Gerard Brogan, lead nursing practice representative at National Nurses United, a labor union representing RNs, said he’s seen enormous change in how the industry addresses nurses’ and patients’ needs since the late 1980s, when he was a nurse at the University of California, San Francisco Medical Center.

“Prior to the ’90s, the nurse-patient ratios were very good,” Brogan said. “Yet today we find the UC System is emulating the for-profit system. It is seen as the thing to do — you must run a hospital now as a profit-making center.”

In his job teaching classes for nurses around the country, Brogan said, he hears about stress and burnout all the time. He said one particular source of stress is the fact that nurses are responsible to their state boards of nursing if they make an error, but they often don’t have the time and flexibility to make sure they’re as careful as they need to be.

“Without exaggeration, when I’m in certain states, we have nurses weeping in those classes,” he said.

As a national union and through its state affiliates, including the powerful California Nurses Association, NNU pushes for mandated nurse-staffing ratios, which ensure that each nurse has a limit on the number of patients he or she is responsible for. In some cases, nurses in a particular hospital negotiate the ratios in their contracts, while other times the union pushes for state legislation.

The union credits a strong staffing ratio law implemented in California in 2004 with bringing nurses who had left the profession back and with enticing nurses to move from other states. The typical turnover rate for RN jobs in California was 3.2 percent in 2015, compared with 8.8 percent in New York, 16.2 percent in Florida and 21.9 percent in Texas in comparable years, according to an analysis by the Texas Center for Nursing Workforce Studies.

NNU is also an outspoken advocate for single-payer health care, which it argues would remove the short-term financial incentives that drive hospitals’ cost-cutting and, ultimately, nurse burnout.
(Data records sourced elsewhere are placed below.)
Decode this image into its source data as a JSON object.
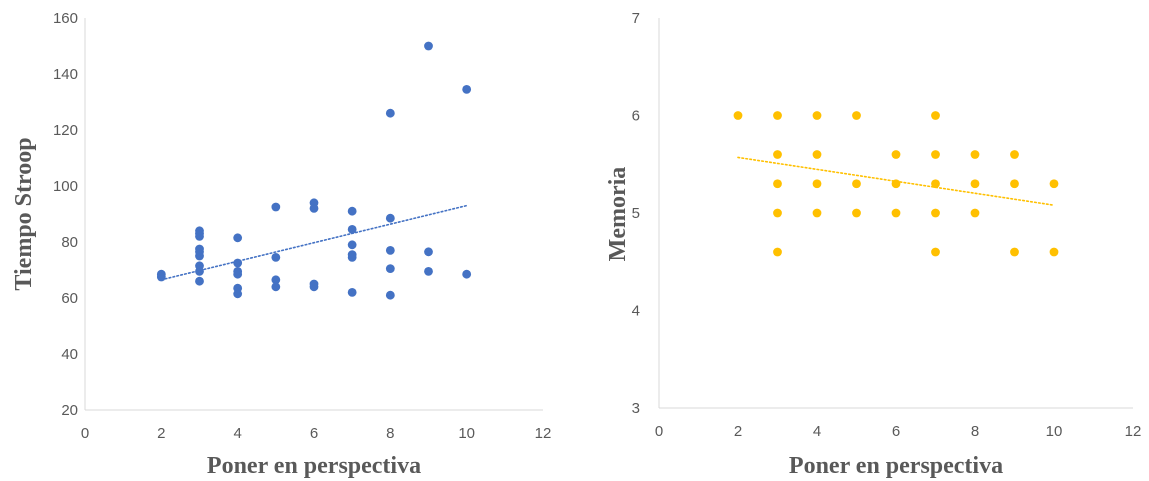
{
  "chart_data": [
    {
      "type": "scatter",
      "title": "",
      "xlabel": "Poner en perspectiva",
      "ylabel": "Tiempo Stroop",
      "xlim": [
        0,
        12
      ],
      "ylim": [
        20,
        160
      ],
      "xticks": [
        0,
        2,
        4,
        6,
        8,
        10,
        12
      ],
      "yticks": [
        20,
        40,
        60,
        80,
        100,
        120,
        140,
        160
      ],
      "grid": false,
      "color": "#4472C4",
      "trendline": {
        "style": "dotted",
        "x": [
          2,
          10
        ],
        "y": [
          66.5,
          93
        ]
      },
      "points": [
        [
          2,
          68.5
        ],
        [
          2,
          67.5
        ],
        [
          3,
          84
        ],
        [
          3,
          83
        ],
        [
          3,
          82
        ],
        [
          3,
          77.5
        ],
        [
          3,
          76.5
        ],
        [
          3,
          75
        ],
        [
          3,
          71.5
        ],
        [
          3,
          69.5
        ],
        [
          3,
          66
        ],
        [
          4,
          81.5
        ],
        [
          4,
          72.5
        ],
        [
          4,
          69.5
        ],
        [
          4,
          68.5
        ],
        [
          4,
          63.5
        ],
        [
          4,
          61.5
        ],
        [
          5,
          92.5
        ],
        [
          5,
          74.5
        ],
        [
          5,
          66.5
        ],
        [
          5,
          64
        ],
        [
          6,
          94
        ],
        [
          6,
          92
        ],
        [
          6,
          65
        ],
        [
          6,
          64
        ],
        [
          7,
          91
        ],
        [
          7,
          84.5
        ],
        [
          7,
          79
        ],
        [
          7,
          75.5
        ],
        [
          7,
          74.5
        ],
        [
          7,
          62
        ],
        [
          8,
          126
        ],
        [
          8,
          88.5
        ],
        [
          8,
          77
        ],
        [
          8,
          70.5
        ],
        [
          8,
          61
        ],
        [
          9,
          150
        ],
        [
          9,
          76.5
        ],
        [
          9,
          69.5
        ],
        [
          10,
          134.5
        ],
        [
          10,
          68.5
        ]
      ]
    },
    {
      "type": "scatter",
      "title": "",
      "xlabel": "Poner en perspectiva",
      "ylabel": "Memoria",
      "xlim": [
        0,
        12
      ],
      "ylim": [
        3,
        7
      ],
      "xticks": [
        0,
        2,
        4,
        6,
        8,
        10,
        12
      ],
      "yticks": [
        3,
        4,
        5,
        6,
        7
      ],
      "grid": false,
      "color": "#FFC000",
      "trendline": {
        "style": "dotted",
        "x": [
          2,
          10
        ],
        "y": [
          5.57,
          5.08
        ]
      },
      "points": [
        [
          2,
          6
        ],
        [
          3,
          6
        ],
        [
          3,
          5.6
        ],
        [
          3,
          5.3
        ],
        [
          3,
          5
        ],
        [
          3,
          4.6
        ],
        [
          4,
          6
        ],
        [
          4,
          5.6
        ],
        [
          4,
          5.3
        ],
        [
          4,
          5
        ],
        [
          5,
          6
        ],
        [
          5,
          5.3
        ],
        [
          5,
          5
        ],
        [
          6,
          5.6
        ],
        [
          6,
          5.3
        ],
        [
          6,
          5
        ],
        [
          7,
          6
        ],
        [
          7,
          5.6
        ],
        [
          7,
          5.3
        ],
        [
          7,
          5
        ],
        [
          7,
          4.6
        ],
        [
          8,
          5.6
        ],
        [
          8,
          5.3
        ],
        [
          8,
          5
        ],
        [
          9,
          5.6
        ],
        [
          9,
          5.3
        ],
        [
          9,
          4.6
        ],
        [
          10,
          5.3
        ],
        [
          10,
          4.6
        ]
      ]
    }
  ]
}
Brogan acknowledged that changing the health care system isn’t a magic bullet. After all, burnout is also a serious problem in the government-funded British health care system. But he noted that the British system has been under pressure from austerity politics for generations and now spends only about 10 percent of its gross domestic product on health care, compared with more than 17 percent in the U.S.

NNU envisions a system that would shift incentives so that hospitals would spend more to increase staffing, reduce stress and give nurses more control over their work lives, Brogan said.

“Having a more humane system, that’s the path to more providers enticing more RNs into the field and ensuring that they will stay there.”